Applied Learning & Development Senior Elizabeth Camarena

The pre-graduate school internship, provided by the IE program at UT, has equipped me with an unforgettable amount of knowledge and experience. For me, this semester has been full of awesome opportunities as well as opened many doors into my future. The pre-grad program allowed for me to investigate and expose the hidden mysteries of graduate school. Prior to this internship I was motivated to go to graduate school but had no idea how to go about financing my quest, locating a school and program that met my needs and going about the lengthy admissions process. I was relieved to find the IE Pre-Grad program where I would be able to work closely with a mentor who, with first-hand experience, would be able to guide me in the right direction and assist me in my graduate school endeavors.

The focus of the internship between my mentor and myself consisted of investigating various programs in my field of interest at many different graduate schools. We also worked on developing a personal statement as well as GRE preparation. I attended a PhD social, where I met distinguished women who were all brought together for a similar cause. I was also able to attend a class with my mentor where I was welcomed to participate and discuss with other masters' degree seekers and PhD candidates. Lastly, due to my own busy student teaching schedule, my mentor and I have decided to continue our partnership through the spring semester so that we may further develop my personal statement and gather all necessary materials needed for the graduate school application process.

My mentor and I were joined due to our previous UT-related relationship. I have just recently completed the rigorous teacher-preparation program through UT's College of Education and was fortunate enough to have been paired with Anissa W. as my internship and apprenticeship UT-Coordinator. Our relationship had been related to the guidelines of the College of Education and I saw the opportunity of the pre-grad internship as a way to further develop our professional relationship. Anissa is a PhD candidate at UT; she is a strong supporter of bilingual education and cultural studies. I too support bilingual education in our nation's schools as well as the development of culturally sensitive material and resources for teachers and students of public schools. Our common interests and passions helped in our collaboration.

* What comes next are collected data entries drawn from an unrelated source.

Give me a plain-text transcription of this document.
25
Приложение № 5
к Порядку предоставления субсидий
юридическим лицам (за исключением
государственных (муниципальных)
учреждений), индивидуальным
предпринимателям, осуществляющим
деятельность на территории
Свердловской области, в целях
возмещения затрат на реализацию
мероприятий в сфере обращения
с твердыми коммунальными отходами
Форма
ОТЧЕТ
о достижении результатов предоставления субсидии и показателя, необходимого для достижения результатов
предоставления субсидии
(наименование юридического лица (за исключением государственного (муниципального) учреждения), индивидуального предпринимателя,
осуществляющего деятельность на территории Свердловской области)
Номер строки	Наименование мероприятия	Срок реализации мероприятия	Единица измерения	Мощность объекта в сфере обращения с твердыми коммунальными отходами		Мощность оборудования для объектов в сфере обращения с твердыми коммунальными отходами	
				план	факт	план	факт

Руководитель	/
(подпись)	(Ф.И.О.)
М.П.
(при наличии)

Anissa was excellent in helping me understand all that is needed to get into graduate school and what is needed once you are "in". Anissa and I met on several occasions to discuss the contract and responsibilities of the internship. On our first meeting, Anissa and I went over the general facts about graduate school, to some this may seem dull, but for me it painted a great picture of what I have to look forward to in my near future. Anissa provided me with many tips and pointers for looking into graduate school programs, I used this information effectively and through much investigation, decided that UT Austin has an excellent program in my area of study.

With this knowledge in hand, Anissa was able to further help me in my quest by introducing me to various PhD candidates and distinguished professors/lecturers at a social gathering. It was very refreshing and inspiring to meet with such a passionate group of women. Anissa had a course with these women entitled, Critical Pedagogy in Bilingual Education. Aside from discussing issues about final dissertations and reviews, it was very enlightening to discuss real-world issues with real-world grown-ups. I, at the time was only beginning my final semester at UT, only about to begin my journey as a student teacher, so it was very uplifting to be treated as an equal among these professional and intelligent women. From that point on, I was inspired to further my quest for knowledge about graduate school.

Later on in the semester Anissa provided me with a sample of a personal statement. This was extremely helpful! I was able to have a guide and a sort of rubric for constructing my own. My very own personal statement is still a work in progress, but I have taken the advice of my mentor and have read it over again at various times as well as exchanged it with colleagues and professionals. By providing me with a sample, I was able to make changes to the content as well as the overall appearance of my personal statement. Once I am satisfied with the entire document, one more piece of the puzzle will be complete and I will be that much closer towards submitting my application to a graduate program in Curriculum and Instruction with a focus on bilingual education.

Lastly, I was able to attend a graduate school course with my mentor. This was an amazing experience. I had a vision of the classroom being filled with sharply dressed professionals all wearing glasses, toting mounds of books, paperwork and a laptop. I did see many professionals, not all in glasses and mostly wearing jeans - but still lugging around paperwork, books and laptops. Attending the class was the most exciting experience of the internship by far. I was especially excited to converse with the various students and the professor. I was even encouraged to participate in the class discussion, which made me feel proud and motivated. After the class was over, I reflected on the overall experience as well as the overall experience of the pre-grad internship.

I realized that the ideas I had about graduate school were not clear and realistic prior to the internship and its experiences. I was able to really see what grad school was all about and have it demystified. It was a wonderful experience to be able to investigate the 'ins' and 'outs' of the graduate school application process. The relationship between my mentor and I has grown to allow us to continue working on ideas in which I can continue observing, learning and growing.